Our review guitar came in a pearl white finish, but slate blue and champagne finishes are also available. The bolt-on neck is built around a 25" scale length with a 12" radius ebony fingerboard. The neck profile is a medium C that leans a little toward the slim side. Tuners are a locking type that feel both smooth and efficient, and the bridge is a chopped-Tele-style affair with three compensated saddles and through-body stringing.
Quirky shapes and features aside, Harmony’s claim to fame is, for many players, the great-sounding single-coil gold-foil pickups many models were fitted with, which were manufactured in the late ’50s and ’60s by Rowe Industries for DeArmond. While the Silhouette’s pickups look like gold-foils, they are actually more versatile mini-humbuckers. I’m a little surprised that they dispensed with the archetypal “S” or “diamond-top” covers that distinguished the originals visually, but these still look sharp. Controls are a simple master volume and tone, rather than the original’s 4-control set. But the guitar is fitted with stylish cupcake knobs, an orange-drop tone capacitor under the hood, plus an easy-action toggle selector. Each new Harmony solidbody guitar also comes in a high-quality Mono Vertigo gig bag, which is a nice bonus given that it would set you back almost $250 by itself.
The Silhouette is comfortable and easy to play. And while I prefer chunkier necks, this medium-C profile is certainly easy on the hand. The shape of the guitar and the relative position of the neck/body joint make it a little neck-heavy on the lap, and you sometimes feel the neck start to dive when you remove your fretting hand. Oddly, though, it feels more balanced hanging from a strap, and it’s a confident player regardless, in either position.

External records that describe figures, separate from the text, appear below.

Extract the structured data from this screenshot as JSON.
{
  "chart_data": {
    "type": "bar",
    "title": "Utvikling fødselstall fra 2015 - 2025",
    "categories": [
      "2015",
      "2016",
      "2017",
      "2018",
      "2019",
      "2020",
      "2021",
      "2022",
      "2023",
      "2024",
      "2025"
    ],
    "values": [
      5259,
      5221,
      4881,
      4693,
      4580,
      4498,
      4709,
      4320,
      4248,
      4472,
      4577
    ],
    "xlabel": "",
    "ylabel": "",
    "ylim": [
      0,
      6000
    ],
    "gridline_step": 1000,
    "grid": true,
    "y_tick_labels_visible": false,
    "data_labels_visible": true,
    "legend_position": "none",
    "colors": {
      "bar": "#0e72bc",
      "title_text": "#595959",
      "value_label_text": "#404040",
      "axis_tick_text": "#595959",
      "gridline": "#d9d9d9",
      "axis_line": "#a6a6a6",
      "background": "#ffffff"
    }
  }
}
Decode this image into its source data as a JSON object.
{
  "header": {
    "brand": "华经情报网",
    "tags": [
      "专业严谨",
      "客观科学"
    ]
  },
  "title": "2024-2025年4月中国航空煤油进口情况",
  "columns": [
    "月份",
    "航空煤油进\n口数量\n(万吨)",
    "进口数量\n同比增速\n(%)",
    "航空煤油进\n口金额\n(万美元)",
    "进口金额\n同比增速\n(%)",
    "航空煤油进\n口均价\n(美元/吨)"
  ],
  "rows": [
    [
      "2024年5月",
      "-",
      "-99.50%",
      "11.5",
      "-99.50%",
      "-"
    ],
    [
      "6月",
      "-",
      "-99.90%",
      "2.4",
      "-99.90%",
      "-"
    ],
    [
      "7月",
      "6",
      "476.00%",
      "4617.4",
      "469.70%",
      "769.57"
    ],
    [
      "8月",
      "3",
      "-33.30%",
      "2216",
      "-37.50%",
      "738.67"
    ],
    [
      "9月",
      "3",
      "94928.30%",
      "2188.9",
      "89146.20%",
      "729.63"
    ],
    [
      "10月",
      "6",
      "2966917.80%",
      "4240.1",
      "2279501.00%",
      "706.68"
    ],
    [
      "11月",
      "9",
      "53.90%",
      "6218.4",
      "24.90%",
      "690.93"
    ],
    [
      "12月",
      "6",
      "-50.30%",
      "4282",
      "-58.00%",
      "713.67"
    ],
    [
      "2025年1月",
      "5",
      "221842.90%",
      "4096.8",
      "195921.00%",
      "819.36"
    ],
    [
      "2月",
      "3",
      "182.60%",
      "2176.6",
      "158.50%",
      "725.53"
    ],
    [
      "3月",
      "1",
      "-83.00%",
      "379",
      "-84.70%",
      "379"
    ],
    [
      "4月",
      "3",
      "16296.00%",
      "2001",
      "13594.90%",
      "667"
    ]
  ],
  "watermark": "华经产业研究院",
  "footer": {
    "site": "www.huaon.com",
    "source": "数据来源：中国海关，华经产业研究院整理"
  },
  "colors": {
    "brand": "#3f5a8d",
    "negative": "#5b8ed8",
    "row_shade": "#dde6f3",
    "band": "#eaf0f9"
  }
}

I tested the Harmony Silhouette through a Friedman Small Box head with a 2x12 cabinet and a tweed Deluxe-style 1x12 combo, and I was immediately impressed by how well this guitar accomplished its mission—which is to say, it plays like a well-built modern guitar but still delivers a lot of the of lo-fi-meets-hi-fi personality that gold-foil-equipped originals delivered by the bucket load. It’s easy to tap into the gnarly, raw, garage-rock sounds that mini humbuckers are excellent for. But it also has the added refinement of hum-cancelling performance and a little extra sweetness and musicality, thanks to the more resonant qualities that come via well-executed construction.

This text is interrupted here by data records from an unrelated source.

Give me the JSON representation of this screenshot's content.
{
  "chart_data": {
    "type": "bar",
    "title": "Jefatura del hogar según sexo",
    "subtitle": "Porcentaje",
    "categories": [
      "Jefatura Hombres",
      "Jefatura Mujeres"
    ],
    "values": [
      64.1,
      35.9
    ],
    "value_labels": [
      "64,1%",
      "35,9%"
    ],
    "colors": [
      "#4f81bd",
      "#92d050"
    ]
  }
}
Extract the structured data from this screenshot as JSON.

While the mini humbuckers shine in many musical situations, the Silhouette excels at edgy indie-rock, punk-tinged blues, and classic rock—just the way gold-foils would. You also hear and feel a cool blend of cutting top-end attack and compression in single notes and chords that’s quite like vintage gold-foils. Given what a good set of gold-foil reproductions with period-correct rubber magnet construction can cost, the substitution of mini humbuckers is an effective and cost-conscious move that certainly helps keep the guitar affordable. But they also mean you don’t sacrifice the rowdy vintage personality you probably want from a Harmony. The modern Harmony struck a nice balance and compromise here.
Ultimately, the Harmony Silhouette is a clever, broadly appealing homage to a funky pawn-shop favorite that ends up much more versatile than its inspiration. Some players might wish for a little more of the original Silhouette’s quirkiness: the club-like neck, the gold foil aesthetic, funky switches, extra knobs, and a less Fender-y pickguard. But it’s hard to argue with this new offering’s marriage of personality, playability, versatility, and, when you want it, capabilities for punk savagery.